Учительницу пришлось тащить на себе, Анна Ильинична болталась на плече, словно тюк, никак не приходя в сознание. То ли заявилась она в лазарет без верхней одежды, видимо, очень торопилась прирезать Будкина, или где-то разделась и полушубок спрятала, только Сергей его не нашёл. Хорошо, добираться пришлось недолго, и почти никого не встретил по дороге, двое прохожих прошли мимо Травина, его не заметив. Молодой человек уложил Поземскую на кровать, принёс самогон, потом набрал из колодца в посудину ледяной воды, и аккуратно, приподняв учительницу, вылил ей почти литр за шиворот. Визг стоял такой, что, наверное, на другом конце села слышно было, зато женщина пришла в себя, и даже попыталась Сергея ударить ногой. Пришлось вдавить лицо в подушку, подержать так секунд двадцать, а потом повторить ещё пару раз, и только тогда Поземская поняла, что сопротивляться бесполезно.
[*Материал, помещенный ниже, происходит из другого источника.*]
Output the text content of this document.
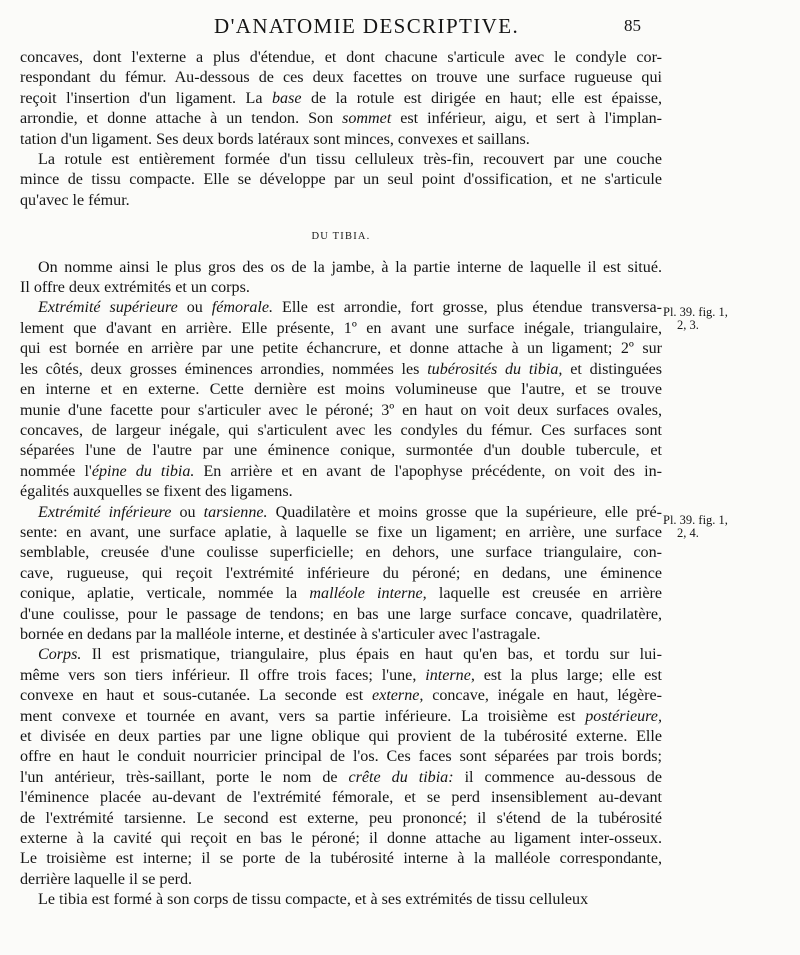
D'ANATOMIE DESCRIPTIVE.	85

concaves, dont l'externe a plus d'étendue, et dont chacune s'articule avec le condyle cor-

respondant du fémur. Au-dessous de ces deux facettes on trouve une surface rugueuse qui

reçoit l'insertion d'un ligament. La base de la rotule est dirigée en haut; elle est épaisse,

arrondie, et donne attache à un tendon. Son sommet est inférieur, aigu, et sert à l'implan-

tation d'un ligament. Ses deux bords latéraux sont minces, convexes et saillans.

La rotule est entièrement formée d'un tissu celluleux très-fin, recouvert par une couche

mince de tissu compacte. Elle se développe par un seul point d'ossification, et ne s'articule

qu'avec le fémur.

DU TIBIA.

On nomme ainsi le plus gros des os de la jambe, à la partie interne de laquelle il est situé.

Il offre deux extrémités et un corps.

Extrémité supérieure ou fémorale. Elle est arrondie, fort grosse, plus étendue transversa-

lement que d'avant en arrière. Elle présente, 1º en avant une surface inégale, triangulaire,

qui est bornée en arrière par une petite échancrure, et donne attache à un ligament; 2º sur

les côtés, deux grosses éminences arrondies, nommées les tubérosités du tibia, et distinguées

en interne et en externe. Cette dernière est moins volumineuse que l'autre, et se trouve

munie d'une facette pour s'articuler avec le péroné; 3º en haut on voit deux surfaces ovales,

concaves, de largeur inégale, qui s'articulent avec les condyles du fémur. Ces surfaces sont

séparées l'une de l'autre par une éminence conique, surmontée d'un double tubercule, et

nommée l'épine du tibia. En arrière et en avant de l'apophyse précédente, on voit des in-

égalités auxquelles se fixent des ligamens.

Extrémité inférieure ou tarsienne. Quadilatère et moins grosse que la supérieure, elle pré-

sente: en avant, une surface aplatie, à laquelle se fixe un ligament; en arrière, une surface

semblable, creusée d'une coulisse superficielle; en dehors, une surface triangulaire, con-

cave, rugueuse, qui reçoit l'extrémité inférieure du péroné; en dedans, une éminence

conique, aplatie, verticale, nommée la malléole interne, laquelle est creusée en arrière

d'une coulisse, pour le passage de tendons; en bas une large surface concave, quadrilatère,

bornée en dedans par la malléole interne, et destinée à s'articuler avec l'astragale.

Corps. Il est prismatique, triangulaire, plus épais en haut qu'en bas, et tordu sur lui-

même vers son tiers inférieur. Il offre trois faces; l'une, interne, est la plus large; elle est

convexe en haut et sous-cutanée. La seconde est externe, concave, inégale en haut, légère-

ment convexe et tournée en avant, vers sa partie inférieure. La troisième est postérieure,

et divisée en deux parties par une ligne oblique qui provient de la tubérosité externe. Elle

offre en haut le conduit nourricier principal de l'os. Ces faces sont séparées par trois bords;

l'un antérieur, très-saillant, porte le nom de crête du tibia: il commence au-dessous de

l'éminence placée au-devant de l'extrémité fémorale, et se perd insensiblement au-devant

de l'extrémité tarsienne. Le second est externe, peu prononcé; il s'étend de la tubérosité

externe à la cavité qui reçoit en bas le péroné; il donne attache au ligament inter-osseux.

Le troisième est interne; il se porte de la tubérosité interne à la malléole correspondante,

derrière laquelle il se perd.

Le tibia est formé à son corps de tissu compacte, et à ses extrémités de tissu celluleux

Pl. 39. fig. 1,
2, 3.
Pl. 39. fig. 1,
2, 4.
— Ненавижу, — учительница сделала первый глоток, сморщилась, и решительно опрокинула стакан в рот.

— Кого?

— Тебя.

— Меня-то за что? — удивился Травин, — я же тебе помог, от трупа оттащил, сюда принёс.
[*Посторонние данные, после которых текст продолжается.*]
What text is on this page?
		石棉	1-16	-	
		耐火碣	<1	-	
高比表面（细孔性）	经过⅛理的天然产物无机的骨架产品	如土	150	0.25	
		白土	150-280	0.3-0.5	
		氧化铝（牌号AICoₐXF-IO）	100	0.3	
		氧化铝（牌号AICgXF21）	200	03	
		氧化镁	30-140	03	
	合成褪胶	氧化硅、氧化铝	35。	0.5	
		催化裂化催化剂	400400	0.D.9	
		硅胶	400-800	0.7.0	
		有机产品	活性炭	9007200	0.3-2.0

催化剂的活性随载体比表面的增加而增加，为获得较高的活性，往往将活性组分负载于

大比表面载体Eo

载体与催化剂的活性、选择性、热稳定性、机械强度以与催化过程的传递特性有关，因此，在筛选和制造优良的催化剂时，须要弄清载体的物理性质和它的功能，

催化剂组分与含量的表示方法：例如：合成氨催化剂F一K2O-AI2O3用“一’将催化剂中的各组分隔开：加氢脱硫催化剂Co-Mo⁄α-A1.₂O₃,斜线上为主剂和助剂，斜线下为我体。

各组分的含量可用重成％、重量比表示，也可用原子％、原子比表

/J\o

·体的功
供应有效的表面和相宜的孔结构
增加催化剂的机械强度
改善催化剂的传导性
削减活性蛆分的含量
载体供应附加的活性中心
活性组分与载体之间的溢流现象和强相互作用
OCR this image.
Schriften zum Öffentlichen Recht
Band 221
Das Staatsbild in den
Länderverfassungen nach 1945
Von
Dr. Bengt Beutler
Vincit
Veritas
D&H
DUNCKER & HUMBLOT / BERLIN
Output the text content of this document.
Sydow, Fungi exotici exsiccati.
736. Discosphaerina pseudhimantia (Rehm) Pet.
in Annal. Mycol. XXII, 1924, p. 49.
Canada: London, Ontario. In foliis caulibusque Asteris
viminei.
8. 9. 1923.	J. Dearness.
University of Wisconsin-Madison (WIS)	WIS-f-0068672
Стоило вспомнить убитого Будкина, Поземская снова залилась слезами. Сергей было подумал, что понадобится ещё стакан, но алкоголь, да ещё на пустой желудок, быстро делал своё дело, учительница вытерла слёзы и начала сбивчиво говорить.

Тося Звягина приходилась ей сводной сестрой, мать у женщин была одна, а отцы — разные. Обе родились в Ново-Николаевске, там же закончили техникум, и пошли работать в одну девятилетку. В феврале 1928-го Тосю бросил муж, и она решила уехать в деревню, чтобы там учить детишек грамотности. Поначалу женщине всё нравилось, она посылала сестре пространные письма, описывая село прямо как рай земной, но в апреле того же года почта приходить перестала. У Поземской и в мыслях не было, что с Тосей что-то случилось, только осенью она узнала, что та умерла. На выяснение подробностей и сборы ушло несколько месяцев, к декабрю Анна Ильинична добилась от окрпросвета направления в село и появилась здесь, в Камышинке, и то только потому, что ещё одна учительница, приехавшая было на подмену, неожиданно уволилась и вернулась обратно к себе в город Каинск.
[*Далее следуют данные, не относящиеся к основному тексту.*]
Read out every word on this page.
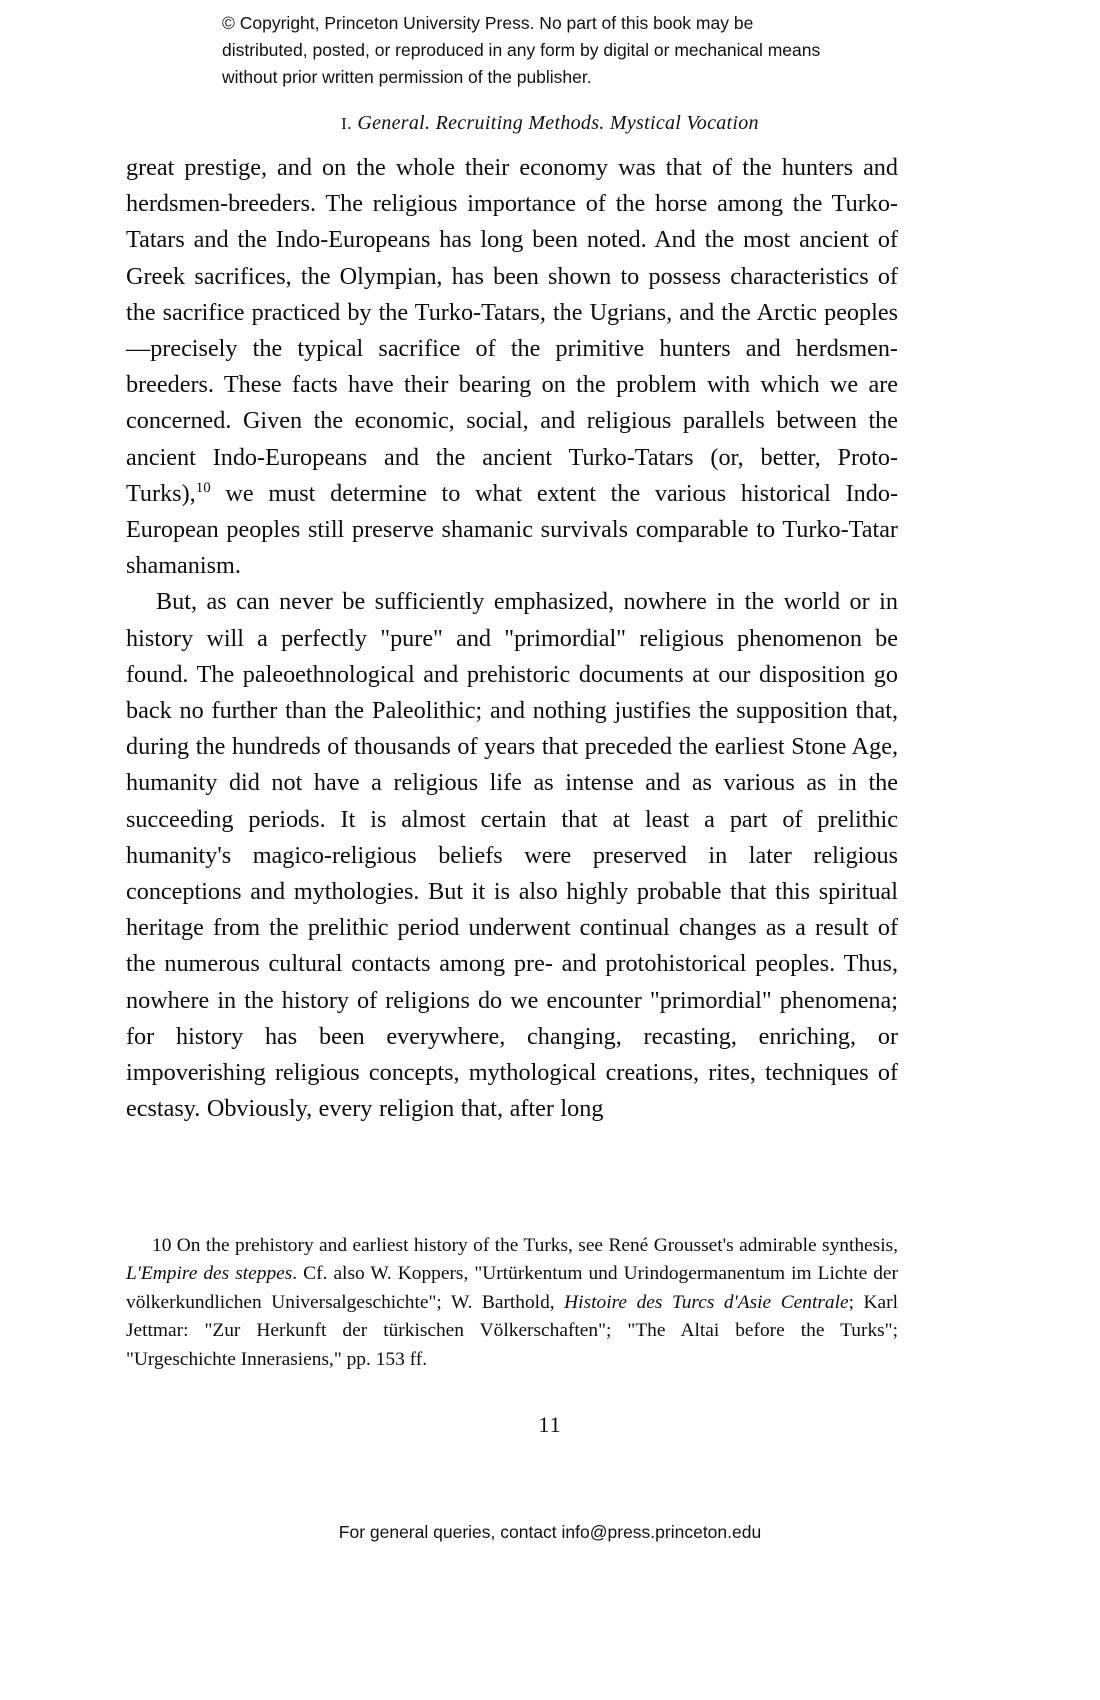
© Copyright, Princeton University Press. No part of this book may be distributed, posted, or reproduced in any form by digital or mechanical means without prior written permission of the publisher.
I. General. Recruiting Methods. Mystical Vocation

great prestige, and on the whole their economy was that of the hunters and herdsmen-breeders. The religious importance of the horse among the Turko-Tatars and the Indo-Europeans has long been noted. And the most ancient of Greek sacrifices, the Olympian, has been shown to possess characteristics of the sacrifice practiced by the Turko-Tatars, the Ugrians, and the Arctic peoples—precisely the typical sacrifice of the primitive hunters and herdsmen-breeders. These facts have their bearing on the problem with which we are concerned. Given the economic, social, and religious parallels between the ancient Indo-Europeans and the ancient Turko-Tatars (or, better, Proto-Turks),$^{10}$ we must determine to what extent the various historical Indo-European peoples still preserve shamanic survivals comparable to Turko-Tatar shamanism.

But, as can never be sufficiently emphasized, nowhere in the world or in history will a perfectly "pure" and "primordial" religious phenomenon be found. The paleoethnological and prehistoric documents at our disposition go back no further than the Paleolithic; and nothing justifies the supposition that, during the hundreds of thousands of years that preceded the earliest Stone Age, humanity did not have a religious life as intense and as various as in the succeeding periods. It is almost certain that at least a part of prelithic humanity's magico-religious beliefs were preserved in later religious conceptions and mythologies. But it is also highly probable that this spiritual heritage from the prelithic period underwent continual changes as a result of the numerous cultural contacts among pre- and protohistorical peoples. Thus, nowhere in the history of religions do we encounter "primordial" phenomena; for history has been everywhere, changing, recasting, enriching, or impoverishing religious concepts, mythological creations, rites, techniques of ecstasy. Obviously, every religion that, after long

10 On the prehistory and earliest history of the Turks, see René Grousset's admirable synthesis, L'Empire des steppes. Cf. also W. Koppers, "Urtürkentum und Urindogermanentum im Lichte der völkerkundlichen Universalgeschichte"; W. Barthold, Histoire des Turcs d'Asie Centrale; Karl Jettmar: "Zur Herkunft der türkischen Völkerschaften"; "The Altai before the Turks"; "Urgeschichte Innerasiens," pp. 153 ff.
11
For general queries, contact info@press.princeton.edu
— Не слишком тут быстро учителя меняются? — спросил Сергей.

Но Поземская его не слушала, её развозило всё больше, глаза периодически закрывались, и тогда она замолкала, но потом снова словно просыпалась и начинала бубнить, уже совсем не о сестре. Звучали незнакомые имена, учительница то жаловалась, то ругалась, Травин решил, что сегодня он больше ничего не добьётся, но тут Поземская внезапно широко раскрыла глаза, и впилась ему в руку.

— Мне нужны бумага и карандаш, — сказала она спокойно, совершенно трезвым голосом. — Они лежат в тумбочке. Подай, пожалуйста.

Переход был настолько резким, что Сергей не стал спрашивать, с чего ей вдруг приспичило порисовать, открыл ящик, достал оттуда блокнот и огрызок грифеля. Учительница писала аккуратно, твёрдым почерком, выводя каждую букву и высунув кончик языка. Травин сел рядом с ней, она не протестовала, точнее, просто его не замечала.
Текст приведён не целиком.